Данил Стеклов — идеальный, хотя и чересчур очевидный выбор на роль Васи Мотылькова: при всех различиях контекста такой типаж хорошего, простого, слегка незадачливого, но преодолевающего трудности парня Стеклову достается раз за разом (от «Мушкетеров» Богомолова до «Боюсь стать Колей» Брусникиной), желательно бы увидеть актера в каком-нибудь менее ожидаемом амплуа, но для эскиза, однозначно, попадание абсолютное. Руслан Братов, которому достался Маяк, еще студентом казался мне любителем «тянуть одеяло на себя», не всегда вписывался в ансамбль, но в «Славе», опять-таки, его специфика характеру персонажа соответствует вполне. Нина Гусева — замечательная, живая, превосходно соответствующая по фактуре, по темпераменту (не гламурная красотка, не серая мышка — симпатичная, активная, волевая девушка; ну и родная правнучка автора пьесы, чего уж там...) безупречно попадает в «тональность» роли летчицы Лены. Но молодые герои в любом случае ведут свой сюжет, а отдельная линия выстраивается на образе, который воплощает Станислав Любшин.

Далеко не всякий мэтр-орденоносец отважится на подобный риск — но и далеко не в каждом театре мэтру предоставят такую возможность, в иных (далеко ходить за примерами не надо) и последние названия из репертуара у всезаслуженно-народных юбиляров отнимают. Недавний именинник Любшин не отмечал публично круглую дату бенефисом, несколько лет не выходил на сцену Художественного в новых ролях, и даже заявленный в театрализованном вечере, посвященном 150-летию Максима Горького, так и не появился, уж не знаю, по здоровью ли, техническим трудностям, творческим соображениям — хотя заменивший его Сергей Сосновский выступил блестяще. Тем примечательнее, что, обойдясь без юбилейной шумихи, Любшин поучаствовал в лабораторном проекте вместе с молодежью, без смущения сыграв в скудном оформлении из подбора бесплатные дневные показы, не предполагающие громкого медийного резонанса и не обещающие долгой репертуарной жизни, демонстрируя не только отменную творческую форму, но и азарт, и заинтересованность в чем-то новом, для себя непривычном и для своего «статуса» как бы «неподобающем» — и этим заодно подкупает. Но не только этим.

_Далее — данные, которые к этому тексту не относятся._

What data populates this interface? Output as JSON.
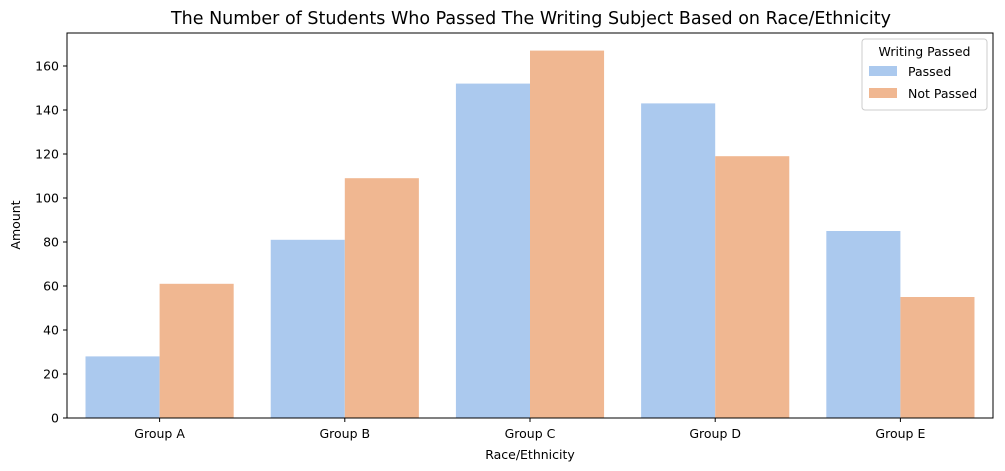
{
  "chart_data": {
    "type": "bar",
    "title": "The Number of Students Who Passed The Writing Subject Based on Race/Ethnicity",
    "xlabel": "Race/Ethnicity",
    "ylabel": "Amount",
    "categories": [
      "Group A",
      "Group B",
      "Group C",
      "Group D",
      "Group E"
    ],
    "series": [
      {
        "name": "Passed",
        "values": [
          28,
          81,
          152,
          143,
          85
        ],
        "color": "#abc9ee"
      },
      {
        "name": "Not Passed",
        "values": [
          61,
          109,
          167,
          119,
          55
        ],
        "color": "#f0b791"
      }
    ],
    "ylim": [
      0,
      175
    ],
    "yticks": [
      0,
      20,
      40,
      60,
      80,
      100,
      120,
      140,
      160
    ],
    "grid": false,
    "legend": {
      "title": "Writing Passed",
      "placement": "top-right"
    }
  }
}
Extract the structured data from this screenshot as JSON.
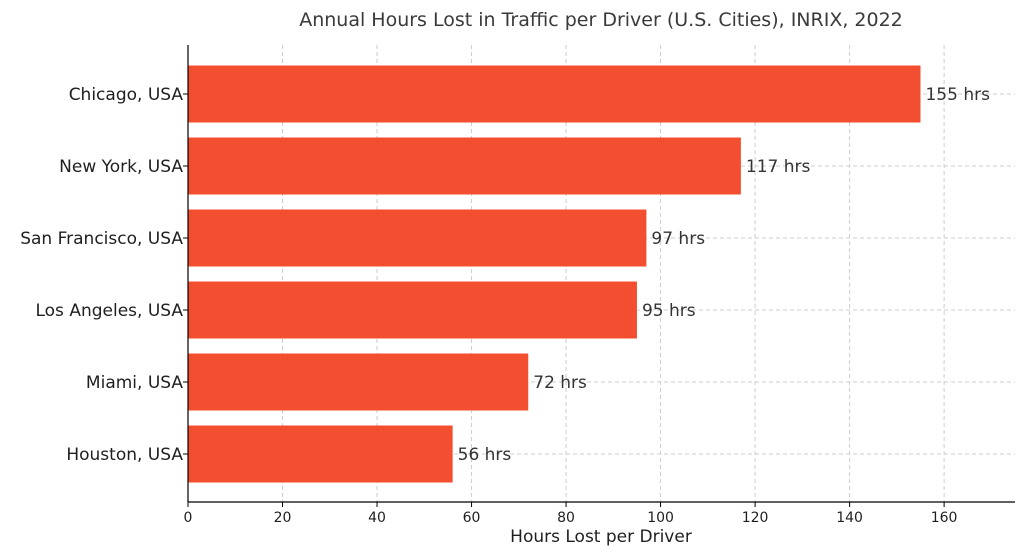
{
  "chart_data": {
    "type": "bar",
    "orientation": "horizontal",
    "title": "Annual Hours Lost in Traffic per Driver (U.S. Cities), INRIX, 2022",
    "xlabel": "Hours Lost per Driver",
    "ylabel": "",
    "categories": [
      "Chicago, USA",
      "New York, USA",
      "San Francisco, USA",
      "Los Angeles, USA",
      "Miami, USA",
      "Houston, USA"
    ],
    "values": [
      155,
      117,
      97,
      95,
      72,
      56
    ],
    "value_labels": [
      "155 hrs",
      "117 hrs",
      "97 hrs",
      "95 hrs",
      "72 hrs",
      "56 hrs"
    ],
    "xlim": [
      0,
      175
    ],
    "xticks": [
      0,
      20,
      40,
      60,
      80,
      100,
      120,
      140,
      160
    ],
    "xtick_labels": [
      "0",
      "20",
      "40",
      "60",
      "80",
      "100",
      "120",
      "140",
      "160"
    ],
    "grid": true,
    "bar_color": "#f44e30"
  }
}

Любшин сознательно (не выходя за рамки режиссерского замысла) существует на сцене в иной манере, нежели партнеры по ансамблю. Он вовсе не отказывается от иронии, но остальные исполнители задают иронией дистанцию по отношению к своим героям, видят их со стороны, и, любя, все-таки высмеивают. Для Любшина же это внутренняя ирония персонажа, присущая ему от природы; это не Любшин иронизирует над героем, это герой иронизирует и над собой, и над своим прошлым, и над действительностью, его окружающей. Дело в том, что персонаж Любшина, отец Лены, Владимир Николаевич Медведев, ветеран сцены, старый актер, еще дореволюционной закваски, условно-обобщенный современник Марии Ермоловой и Пашки Чагина, такой несколько задержавшийся в чужой уже эпохе Несчастливцев, но счастливый благодаря советской власти и ее заботе о людях искусства. В пьесе он выступает отчасти резонером, однако присущая герою ирония позволяет в пафос декламации вкладывать определенный подтекст, а, надо полагать, личностное отношение артиста к персонажу, какие-то, вероятно, отклики, в нем возникающие, позволяют эти подтексты доносить в полном объеме и всерьез, несмотря на приближающийся к фарсу жанровый формат постановки в целом.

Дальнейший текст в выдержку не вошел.